There’s an even greater selection at The Brass Tap in Bolton Hill (1205 W. Mt. Royal Ave.), where four samples of their 62-draft selection are often scribbled on a chalkboard, so you can clearly remember your choices no matter how many you’ve had. Sit outside and sample your beers as you watch the Light Rail whiz by.

If you’re feeling more adventurous, look no further than Lane Harlan’s two Remington bars. W.C. Harlan (400 W. 23rd St.) offers flights of the Italian liqueur amaro ($12 for three pours). The liqueur is presented three ways on a beautiful silver serving tray. There’s even one house-made version concocted with local honey.

Just up the street is Harlan’s taqueria Clavel (225 W. 23rd St.), which recently expanded with a private six-seat bar providing special mezcal tastings. For $35 per person, sample four different varieties of the agave treat, while being expertly guided by bar manager Dre Barnhill.
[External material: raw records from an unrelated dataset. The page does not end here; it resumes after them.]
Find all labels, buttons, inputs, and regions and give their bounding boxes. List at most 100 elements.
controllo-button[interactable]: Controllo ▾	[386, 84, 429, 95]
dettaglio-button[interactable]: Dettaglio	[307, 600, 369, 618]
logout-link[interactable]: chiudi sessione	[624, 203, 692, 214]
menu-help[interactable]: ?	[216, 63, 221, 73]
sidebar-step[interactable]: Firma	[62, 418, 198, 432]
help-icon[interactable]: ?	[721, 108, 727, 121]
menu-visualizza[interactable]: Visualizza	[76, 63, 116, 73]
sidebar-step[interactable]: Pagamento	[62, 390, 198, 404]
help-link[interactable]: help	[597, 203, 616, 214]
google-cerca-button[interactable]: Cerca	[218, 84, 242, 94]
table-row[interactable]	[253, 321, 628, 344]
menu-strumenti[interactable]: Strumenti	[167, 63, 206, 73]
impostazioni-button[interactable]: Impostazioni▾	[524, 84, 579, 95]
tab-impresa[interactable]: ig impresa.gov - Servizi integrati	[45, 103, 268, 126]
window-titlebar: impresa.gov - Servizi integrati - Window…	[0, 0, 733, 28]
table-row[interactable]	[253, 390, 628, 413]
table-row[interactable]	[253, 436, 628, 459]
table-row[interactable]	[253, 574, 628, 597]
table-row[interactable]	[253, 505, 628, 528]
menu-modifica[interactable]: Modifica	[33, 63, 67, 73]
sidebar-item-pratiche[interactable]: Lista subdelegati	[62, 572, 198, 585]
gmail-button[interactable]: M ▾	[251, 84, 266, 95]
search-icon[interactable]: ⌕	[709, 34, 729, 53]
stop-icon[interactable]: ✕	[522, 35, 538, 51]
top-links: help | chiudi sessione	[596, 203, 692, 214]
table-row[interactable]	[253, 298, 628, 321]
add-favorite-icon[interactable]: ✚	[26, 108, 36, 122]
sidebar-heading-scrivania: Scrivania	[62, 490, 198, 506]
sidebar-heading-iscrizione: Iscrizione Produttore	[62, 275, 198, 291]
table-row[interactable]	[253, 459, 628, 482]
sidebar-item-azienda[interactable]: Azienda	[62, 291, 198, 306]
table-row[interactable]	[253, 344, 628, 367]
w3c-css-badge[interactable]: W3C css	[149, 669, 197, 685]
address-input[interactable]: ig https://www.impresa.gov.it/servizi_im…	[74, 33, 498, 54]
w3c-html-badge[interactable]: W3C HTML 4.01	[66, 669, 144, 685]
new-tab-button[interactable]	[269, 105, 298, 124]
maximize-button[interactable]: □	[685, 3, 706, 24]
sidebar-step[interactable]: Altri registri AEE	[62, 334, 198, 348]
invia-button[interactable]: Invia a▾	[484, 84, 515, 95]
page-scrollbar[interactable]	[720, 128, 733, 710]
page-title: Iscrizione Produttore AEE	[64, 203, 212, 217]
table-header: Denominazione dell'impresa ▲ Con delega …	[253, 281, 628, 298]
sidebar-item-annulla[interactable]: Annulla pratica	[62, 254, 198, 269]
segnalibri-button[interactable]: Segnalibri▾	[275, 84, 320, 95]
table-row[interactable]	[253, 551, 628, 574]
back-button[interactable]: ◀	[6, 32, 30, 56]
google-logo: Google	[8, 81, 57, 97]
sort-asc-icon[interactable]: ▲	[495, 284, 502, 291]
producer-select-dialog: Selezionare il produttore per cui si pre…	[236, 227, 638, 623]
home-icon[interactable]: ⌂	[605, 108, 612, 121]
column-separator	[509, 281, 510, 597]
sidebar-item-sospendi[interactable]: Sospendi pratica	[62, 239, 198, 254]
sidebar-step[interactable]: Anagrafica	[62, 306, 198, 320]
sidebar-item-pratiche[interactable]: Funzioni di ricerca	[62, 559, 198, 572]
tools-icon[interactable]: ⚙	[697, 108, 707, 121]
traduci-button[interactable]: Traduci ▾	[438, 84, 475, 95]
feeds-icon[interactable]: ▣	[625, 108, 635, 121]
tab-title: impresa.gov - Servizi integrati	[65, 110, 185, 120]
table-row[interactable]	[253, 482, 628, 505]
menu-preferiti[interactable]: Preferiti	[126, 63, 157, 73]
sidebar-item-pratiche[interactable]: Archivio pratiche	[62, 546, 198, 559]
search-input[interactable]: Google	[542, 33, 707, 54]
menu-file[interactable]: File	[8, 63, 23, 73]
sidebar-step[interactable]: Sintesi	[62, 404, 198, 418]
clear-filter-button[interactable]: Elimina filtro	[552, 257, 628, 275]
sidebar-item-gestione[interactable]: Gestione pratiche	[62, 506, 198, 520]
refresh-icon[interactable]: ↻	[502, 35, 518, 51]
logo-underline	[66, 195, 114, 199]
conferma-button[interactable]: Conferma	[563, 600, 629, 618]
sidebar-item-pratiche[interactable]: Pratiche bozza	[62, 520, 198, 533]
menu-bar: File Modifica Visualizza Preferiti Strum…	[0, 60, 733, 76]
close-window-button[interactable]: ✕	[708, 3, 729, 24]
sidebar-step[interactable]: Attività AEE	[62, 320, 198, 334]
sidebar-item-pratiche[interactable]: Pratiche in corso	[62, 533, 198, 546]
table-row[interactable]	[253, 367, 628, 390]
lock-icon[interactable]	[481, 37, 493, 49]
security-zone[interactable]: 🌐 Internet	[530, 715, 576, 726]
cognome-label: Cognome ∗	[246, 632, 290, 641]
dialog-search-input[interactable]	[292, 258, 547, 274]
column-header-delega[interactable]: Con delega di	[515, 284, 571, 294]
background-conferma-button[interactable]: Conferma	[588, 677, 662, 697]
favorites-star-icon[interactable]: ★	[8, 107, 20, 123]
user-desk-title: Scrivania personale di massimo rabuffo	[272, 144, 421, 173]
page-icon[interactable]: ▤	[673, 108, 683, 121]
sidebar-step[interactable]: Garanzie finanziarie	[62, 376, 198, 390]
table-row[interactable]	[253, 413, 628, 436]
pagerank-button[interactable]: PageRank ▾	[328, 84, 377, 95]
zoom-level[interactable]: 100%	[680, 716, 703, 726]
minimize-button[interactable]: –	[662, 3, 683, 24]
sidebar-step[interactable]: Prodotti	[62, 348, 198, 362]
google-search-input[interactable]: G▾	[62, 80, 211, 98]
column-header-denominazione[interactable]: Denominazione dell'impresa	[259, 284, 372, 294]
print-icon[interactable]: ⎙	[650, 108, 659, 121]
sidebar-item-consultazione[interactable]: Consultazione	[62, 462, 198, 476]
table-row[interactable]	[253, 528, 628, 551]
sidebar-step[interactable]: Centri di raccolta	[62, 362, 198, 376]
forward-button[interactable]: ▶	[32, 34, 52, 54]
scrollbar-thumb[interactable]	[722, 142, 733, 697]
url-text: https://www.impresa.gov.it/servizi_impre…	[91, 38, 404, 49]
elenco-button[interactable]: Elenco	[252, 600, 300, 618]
The bar offers small bites—nuts, crackers, and traditional orange slices—and a portion of the proceeds goes to the Tequila Interchange Project, an organization that advocates for the preservation of agave-distilled spirit practices.

If you truly can’t decide what kind of flight to try, head to West Madison Craft Beer & Wine Bar in Mt. Vernon (311 W. Madison St.), which offers practically everything in small sizes. There are flights for beer ($12 for 4-ounce drafts), whiskey ($15 for 1-ounce pours of rye, bourbon, and scotch), and wine ($15 for four selections of red and white). And the bar also boasts flight selections for both olives and pickles, which come in a medley of sweet, horseradish, garden, and spicy.

The bar’s vintage telephone booth and open windows overlooking the bustling sidewalk give it a European feel—appropriate for all the “flights” we’ve taken in our travels through Baltimore.